Saturday, May 14, 2016

The Fatigue of the Cloister Bells

This is my current desktop wallpaper--it's one of about 40 pictures my desktop cycles through every thirty minutes. It's a promotion photo from Tom Baker's last season as the Doctor on Doctor Who (making it 1981-ish). Those faces speak volumes. Tegan (Janet Fielding) and Nyssa (Sarah Sutton), so chipper and happy to be there, to score such a nice gig. Baker, meanwhile, seems barely able to conceal his lack of enthusiasm. He began his run as the free spirited fellow with the orange scarf; seven years later and the curl's just about gone out of his hair and he just wants it to be over. Doctor Who was moving from Dionysian to Apollonian. No more improvisations, the humour and horror always so close to the hearts of Baker, Holmes, Hinchcliffe and Adams. Now was the time for Christopher Bidmead to put it all in a tight can in which Baker couldn't fit.

It's wonderful how the audio plays have given better stories to the Fifth and Sixth Doctors than they had in their run, a couple miracles like The Caves of Androzani notwithstanding.

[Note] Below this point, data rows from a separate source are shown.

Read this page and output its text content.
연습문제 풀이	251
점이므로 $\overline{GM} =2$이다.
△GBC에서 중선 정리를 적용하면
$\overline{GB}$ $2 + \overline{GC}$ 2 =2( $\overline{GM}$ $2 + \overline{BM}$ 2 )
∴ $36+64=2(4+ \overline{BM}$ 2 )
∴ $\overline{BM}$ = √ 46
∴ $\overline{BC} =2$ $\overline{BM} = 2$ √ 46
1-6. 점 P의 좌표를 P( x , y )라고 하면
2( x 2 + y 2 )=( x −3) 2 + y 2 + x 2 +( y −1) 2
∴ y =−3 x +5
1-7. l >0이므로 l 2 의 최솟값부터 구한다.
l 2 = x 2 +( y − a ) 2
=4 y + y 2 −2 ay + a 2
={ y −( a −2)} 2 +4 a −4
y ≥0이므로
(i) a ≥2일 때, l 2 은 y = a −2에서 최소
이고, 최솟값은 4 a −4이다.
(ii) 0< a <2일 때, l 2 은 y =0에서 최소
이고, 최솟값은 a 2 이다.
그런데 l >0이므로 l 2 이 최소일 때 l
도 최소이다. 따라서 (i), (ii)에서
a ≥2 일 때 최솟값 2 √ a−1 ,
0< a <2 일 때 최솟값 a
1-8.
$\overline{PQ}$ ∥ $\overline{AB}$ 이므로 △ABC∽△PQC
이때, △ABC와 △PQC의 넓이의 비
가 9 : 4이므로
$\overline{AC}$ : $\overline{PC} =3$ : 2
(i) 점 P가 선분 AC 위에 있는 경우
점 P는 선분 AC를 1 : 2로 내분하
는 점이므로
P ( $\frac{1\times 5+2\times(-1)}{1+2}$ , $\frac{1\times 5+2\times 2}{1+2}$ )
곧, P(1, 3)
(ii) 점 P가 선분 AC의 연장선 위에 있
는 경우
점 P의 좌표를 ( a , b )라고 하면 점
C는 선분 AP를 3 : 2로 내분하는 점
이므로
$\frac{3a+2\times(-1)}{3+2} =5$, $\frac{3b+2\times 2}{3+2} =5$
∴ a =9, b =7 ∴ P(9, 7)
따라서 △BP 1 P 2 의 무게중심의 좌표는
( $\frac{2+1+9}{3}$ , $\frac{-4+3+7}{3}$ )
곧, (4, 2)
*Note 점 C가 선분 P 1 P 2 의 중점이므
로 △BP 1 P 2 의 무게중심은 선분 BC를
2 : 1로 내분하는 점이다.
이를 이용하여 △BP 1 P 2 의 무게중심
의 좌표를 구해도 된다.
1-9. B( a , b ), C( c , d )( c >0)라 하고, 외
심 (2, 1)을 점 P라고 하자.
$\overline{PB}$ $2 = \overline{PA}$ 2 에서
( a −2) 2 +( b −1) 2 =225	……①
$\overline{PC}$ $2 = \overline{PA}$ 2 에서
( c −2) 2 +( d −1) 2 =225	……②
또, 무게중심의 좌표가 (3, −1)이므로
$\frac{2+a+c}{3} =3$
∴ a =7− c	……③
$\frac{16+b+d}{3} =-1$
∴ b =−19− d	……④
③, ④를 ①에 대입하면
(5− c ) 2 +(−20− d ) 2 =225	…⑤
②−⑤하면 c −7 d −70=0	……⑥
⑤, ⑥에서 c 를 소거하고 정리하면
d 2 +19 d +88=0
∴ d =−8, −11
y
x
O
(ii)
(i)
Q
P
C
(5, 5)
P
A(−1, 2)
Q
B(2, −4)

Last night I listened to a Sixth Doctor audio play from 2007 called The Wishing Beast. With Colin Baker as the Doctor and Bonnie Langford as his companion Mel, it's possibly the worst Doctor/Companion combo from the television series but it works in this decently written audio. The Doctor and Mel receive a transmission from a couple young women who turn out to be a couple very old women living in a house in the woods. They're taking care of a "wishing beast" with which they seem to have a peculiar relationship. It has a wonderfully creepy atmosphere assisted in no small part by the fact that none other than Jean Marsh plays one of the women. These audio plays do get some impressive guest stars. I wonder if there's any chance of her appearing on the television series. As Sara Kingdom, the character she played on Doctor Who in the 60s, or as Morgana Le Fay, whom she played on Doctor Who in 1989 (basically she was reprising her role as the evil queen from the Ron Howard movie Willow), or as someone new. Maybe 1989 counts as too recent. I seem to remember there being an unspoken rule instituted on the show that guest stars had to wait three years before appearing again as another character. It seems a waste to have her only on audio if she's game for more.